Money managers including State Street, Pimco and Amundi are pouring money into digital investment platforms in hopes of emulating BlackRock’s technology business, which is bringing in new revenue even as falling markets hit fees from their core investment clients.
BlackRock got into the business of software as a service more than two decades ago. The world’s largest money manager now makes nearly 8 per cent of its revenue from selling technology to rival asset managers and other financial institutions. Just as Amazon developed cloud technology for its own needs and then commercialised it, BlackRock built the Aladdin portfolio management system to manage its own holdings and started offering it to clients in 1999.
Now State Street and Amundi are trying to go head to head with Aladdin. All three platforms offer a package of services that can include allocating assets to the right portfolios, tracking changing values, measuring risk and linking investors to data and outside providers. That appeals to money managers trying to simplify their IT and cut the time wasted on repetitive tasks.
“Over the past 10 years the top 100 asset managers have been coalescing around a smaller set of technology vendors,” said Alex Heasman of consultancy Alpha FMC, which helps investment managers purchase IT. “Aladdin was absolutely in the right place at the right time . . . but it’s not the only choice out there.”
The rising competition reflects the money management industry’s dilemma over technology. “Proprietary portfolio management tools, data and risk analytics . . . are a competitive advantage” for big groups such as JPMorgan that can afford to build them, said George Gatch, who heads its asset management arm.
But most asset managers, faced with shrinking margins and falling fees, are in no position to build innovative technology in house. French firm Amundi calculates that at least €1.6bn in annual revenue is up for grabs just from banks and asset managers that need to replace their technology in the next few years.
“The cloud has changed the dynamic because you couldn’t [previously] access these kinds of services through a vendor,” said Paul Taylor, chief executive of Hub, which is trying to build a new data platform for asset managers with backing from State Street, Pimco and Man Group. “We are forced with the cloud and fresh technology to look at the world again, rather than closed systems [known as] ‘ walled gardens’.”

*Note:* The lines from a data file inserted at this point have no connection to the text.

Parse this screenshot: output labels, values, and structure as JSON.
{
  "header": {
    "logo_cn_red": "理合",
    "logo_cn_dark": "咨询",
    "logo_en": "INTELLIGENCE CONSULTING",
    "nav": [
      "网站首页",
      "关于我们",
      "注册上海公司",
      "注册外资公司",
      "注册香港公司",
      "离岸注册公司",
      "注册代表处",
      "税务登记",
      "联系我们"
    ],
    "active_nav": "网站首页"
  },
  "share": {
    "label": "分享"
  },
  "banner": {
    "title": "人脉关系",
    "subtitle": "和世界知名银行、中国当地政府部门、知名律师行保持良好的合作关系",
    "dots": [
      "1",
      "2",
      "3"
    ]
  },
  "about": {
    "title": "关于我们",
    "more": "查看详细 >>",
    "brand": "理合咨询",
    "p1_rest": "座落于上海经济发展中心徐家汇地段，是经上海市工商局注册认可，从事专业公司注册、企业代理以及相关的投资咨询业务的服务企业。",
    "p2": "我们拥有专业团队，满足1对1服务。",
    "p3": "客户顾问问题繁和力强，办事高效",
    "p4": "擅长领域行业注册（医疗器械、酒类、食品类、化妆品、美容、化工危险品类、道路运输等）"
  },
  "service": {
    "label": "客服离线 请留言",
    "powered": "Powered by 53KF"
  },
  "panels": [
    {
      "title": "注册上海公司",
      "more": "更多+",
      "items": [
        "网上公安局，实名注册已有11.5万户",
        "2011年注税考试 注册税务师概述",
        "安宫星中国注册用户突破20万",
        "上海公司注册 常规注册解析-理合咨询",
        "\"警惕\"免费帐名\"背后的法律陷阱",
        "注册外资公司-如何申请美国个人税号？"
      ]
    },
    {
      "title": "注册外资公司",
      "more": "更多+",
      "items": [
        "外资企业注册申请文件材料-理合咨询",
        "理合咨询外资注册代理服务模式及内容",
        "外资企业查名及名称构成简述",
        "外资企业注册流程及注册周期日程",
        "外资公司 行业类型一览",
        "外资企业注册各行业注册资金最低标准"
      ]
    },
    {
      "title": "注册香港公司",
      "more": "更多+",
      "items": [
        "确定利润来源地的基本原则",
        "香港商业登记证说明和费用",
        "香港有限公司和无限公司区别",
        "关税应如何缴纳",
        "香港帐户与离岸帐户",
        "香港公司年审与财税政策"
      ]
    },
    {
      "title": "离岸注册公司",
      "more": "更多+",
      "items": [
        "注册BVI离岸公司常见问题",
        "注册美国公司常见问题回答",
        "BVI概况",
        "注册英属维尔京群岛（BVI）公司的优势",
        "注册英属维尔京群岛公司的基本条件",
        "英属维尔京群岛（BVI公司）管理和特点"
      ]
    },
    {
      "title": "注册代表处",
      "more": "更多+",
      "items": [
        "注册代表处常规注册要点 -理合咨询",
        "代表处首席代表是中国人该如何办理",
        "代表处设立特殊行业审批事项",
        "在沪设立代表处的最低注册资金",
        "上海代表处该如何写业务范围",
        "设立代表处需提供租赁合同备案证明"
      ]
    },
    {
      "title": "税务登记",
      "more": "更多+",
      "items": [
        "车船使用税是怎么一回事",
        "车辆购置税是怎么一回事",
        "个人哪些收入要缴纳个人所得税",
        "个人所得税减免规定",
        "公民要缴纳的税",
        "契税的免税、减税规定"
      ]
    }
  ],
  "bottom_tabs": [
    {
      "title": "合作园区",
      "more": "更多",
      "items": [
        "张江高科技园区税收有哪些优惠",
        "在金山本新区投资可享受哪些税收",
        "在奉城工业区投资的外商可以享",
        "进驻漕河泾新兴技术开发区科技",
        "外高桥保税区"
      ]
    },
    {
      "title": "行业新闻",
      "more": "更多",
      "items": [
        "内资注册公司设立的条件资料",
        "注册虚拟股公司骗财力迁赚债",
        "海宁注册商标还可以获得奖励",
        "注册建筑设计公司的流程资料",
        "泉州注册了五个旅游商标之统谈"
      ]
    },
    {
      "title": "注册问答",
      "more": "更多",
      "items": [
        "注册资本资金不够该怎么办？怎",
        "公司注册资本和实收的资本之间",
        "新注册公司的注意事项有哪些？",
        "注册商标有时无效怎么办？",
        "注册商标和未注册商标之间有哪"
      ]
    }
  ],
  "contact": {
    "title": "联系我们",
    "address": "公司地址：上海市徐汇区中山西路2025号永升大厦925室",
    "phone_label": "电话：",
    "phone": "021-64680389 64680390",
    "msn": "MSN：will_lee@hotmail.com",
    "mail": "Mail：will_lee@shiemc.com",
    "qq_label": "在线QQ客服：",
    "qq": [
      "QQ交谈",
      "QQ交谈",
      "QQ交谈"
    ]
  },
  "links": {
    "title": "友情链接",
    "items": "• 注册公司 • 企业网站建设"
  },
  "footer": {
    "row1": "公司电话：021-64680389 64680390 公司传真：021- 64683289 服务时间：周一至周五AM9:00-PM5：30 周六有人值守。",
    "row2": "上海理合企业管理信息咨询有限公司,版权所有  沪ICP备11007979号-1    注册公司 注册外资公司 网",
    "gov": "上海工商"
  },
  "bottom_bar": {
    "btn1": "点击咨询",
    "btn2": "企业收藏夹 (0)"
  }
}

For many years, BlackRock exploited the fact that it was the only big platform provider that also managed money. Its main rivals were Bloomberg, the US data company, and SimCorp, the Danish software group. So far this year, its tech division has brought in more than $1bn from more than 950 clients.
“What makes us special today and I believe will continue to make us special in 10, 20 years is the fact that we eat our own cooking. The cycle of innovation, the cycle of understanding is greatly enhanced,” said Rob Goldstein, BlackRock’s chief operating officer.
State Street and Amundi think they can win business from asset managers that want to cut costs through outsourcing but are reluctant to entrust key functions to a platform controlled by the industry’s most formidable competitor.
Massachusetts-based State Street, which is both a custody bank and an asset manager, entered the platform game in 2018 with the $2.6bn purchase of Charles River, a midsized technology firm with 300 asset management customers.
State Street migrated Charles River on to Microsoft’s cloud computing platform and began offering not just portfolio management but also what it calls “enterprise outsourcing”. This adds State Street’s broader back office and custody services. That all-in product, known as State Street Alpha, has 20 customers and is growing. Software and processing fees brought in $573mn in the first three quarters of this year, accounting for nearly 8 per cent of State Street’s total revenue.
“We’ve only been at it for three years but it’s had double-digit growth and we’re adding a lot of services,” said John Plansky, who spearheaded the acquisition and now runs the Alpha business. “We are quite serious about being the leading platform.”
Amundi’s Alto system is smaller and newer, with just €36mn in revenue last year, but it has 42 clients and the company has set a 2025 revenue target of €150mn.
Guillaume Lesage, who heads Amundi Technology, said the bank believes it has two factors in its favour: its software was written specifically for cloud computing, rather than being moved there, and its European base appeals to financial groups that must comply with EU rules. “They know that Amundi knows the regulations perfectly,” he said. “Our data centres are regulated by the French . . . and our clients appreciate this.”
BlackRock is not sitting still. In 2016, it added a technology offering specifically for wealth managers. Three years later it bought eFront, which expanded BlackRock’s reach into the rapidly growing realm of alternative assets.
More recently it has been focusing on making it easier for clients to write their own applications to plug into the Aladdin system and on working with asset servicers — custodians, fund accountants and the like — to streamline and standardise data exchanges. Its executives also see a chance to profit from the market volatility that has hit assets under management and depressed revenue across the industry.
“These are the times that people really double down on technology and use it to do more with less. It creates an opportunity for our clients to even further simplify their operating infrastructure and lower their costs, said Sudhir Nair, global head of the Aladdin business.